Scaling 单/双/三维对比（Section 3.3）¶

Scaling	top-1 increment from B0	FLOPs
width only (β=2)	+2.1 (79.4)	0.93G
depth only (α=2)	+2.4 (79.7)	0.84G
resolution only (γ=2)	+2.1 (79.4)	1.30G
compound (B3)	+4.3 (81.6)	1.8G

Transfer learning（论文 Table 5）¶

数据集	EfficientNet	之前 SOTA	提升
CIFAR-10	98.9	98.4	+0.5
CIFAR-100	91.7	89.3	+2.4
Birdsnap	81.8	81.2	+0.6
Stanford Cars	93.6	94.7	-1.1 (略输)
Flowers	98.8	97.7	+1.1
FGVC Aircraft	92.9	92.9	平
Oxford Pets	95.4	95.9	-0.5

关键发现¶

Compound scaling 在 8 个规模都 work
B7 8.4× 少参数超过 GPipe：参数效率史无前例
Transfer learning 也 SOTA：8 个迁移数据集 5 个超过之前
NAS baseline 比手工 baseline 重要：用 ResNet 做 baseline + compound scaling 性能不如 EfficientNet 系列

思想史脉络¶

graph LR
  ResNet[ResNet 2015<br/>residual + 深度] -.架构基础.-> EN
  MobileNetV1[MobileNet v1 2017<br/>depthwise sep] -.前身.-> EN
  MobileNetV2[MobileNet v2 2018<br/>inverted residual MBConv] -.直接前身.-> EN
  MnasNet[MnasNet 2018<br/>NAS for mobile] -.作者前作.-> EN
  SE[SE-Net 2017<br/>channel attention] -.building block.-> EN
  AutoAug[AutoAugment 2018<br/>Cubuk Le 数据增强] -.训练 trick.-> EN
  EN[EfficientNet 2019<br/>compound scaling + NAS]
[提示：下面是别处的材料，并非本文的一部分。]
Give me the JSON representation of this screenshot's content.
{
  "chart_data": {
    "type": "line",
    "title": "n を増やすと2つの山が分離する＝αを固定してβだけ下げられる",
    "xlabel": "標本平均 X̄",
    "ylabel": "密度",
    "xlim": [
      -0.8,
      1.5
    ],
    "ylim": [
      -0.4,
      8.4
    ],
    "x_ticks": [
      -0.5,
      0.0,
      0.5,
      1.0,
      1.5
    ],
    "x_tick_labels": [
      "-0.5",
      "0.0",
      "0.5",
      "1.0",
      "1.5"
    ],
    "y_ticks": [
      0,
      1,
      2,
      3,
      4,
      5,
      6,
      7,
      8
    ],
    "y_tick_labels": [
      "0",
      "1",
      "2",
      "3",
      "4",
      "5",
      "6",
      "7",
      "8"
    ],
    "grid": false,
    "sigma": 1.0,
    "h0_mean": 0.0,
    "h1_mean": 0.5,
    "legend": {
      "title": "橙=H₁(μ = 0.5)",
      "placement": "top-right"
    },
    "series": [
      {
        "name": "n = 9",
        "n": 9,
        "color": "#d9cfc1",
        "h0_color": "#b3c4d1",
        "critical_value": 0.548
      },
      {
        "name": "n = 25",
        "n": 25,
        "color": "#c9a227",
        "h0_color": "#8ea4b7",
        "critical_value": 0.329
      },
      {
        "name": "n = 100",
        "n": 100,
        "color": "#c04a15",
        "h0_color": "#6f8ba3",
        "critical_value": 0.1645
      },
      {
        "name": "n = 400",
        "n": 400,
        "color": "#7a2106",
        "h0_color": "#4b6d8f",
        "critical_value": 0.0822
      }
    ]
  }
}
  EN --> EfficientNetV2[EfficientNetV2 2021<br/>progressive learning + Fused-MBConv]
  EN --> MobileNetV3[MobileNet v3 2019<br/>NAS + h-swish]
  EN --> RegNet[RegNet 2020<br/>FAIR scaling laws]
  EN --> NoisyStudent[NoisyStudent 2019<br/>self-training + EfficientNet]
  EN --> ConvNeXt[ConvNeXt 2022<br/>modern CNN + Transformer 借鉴]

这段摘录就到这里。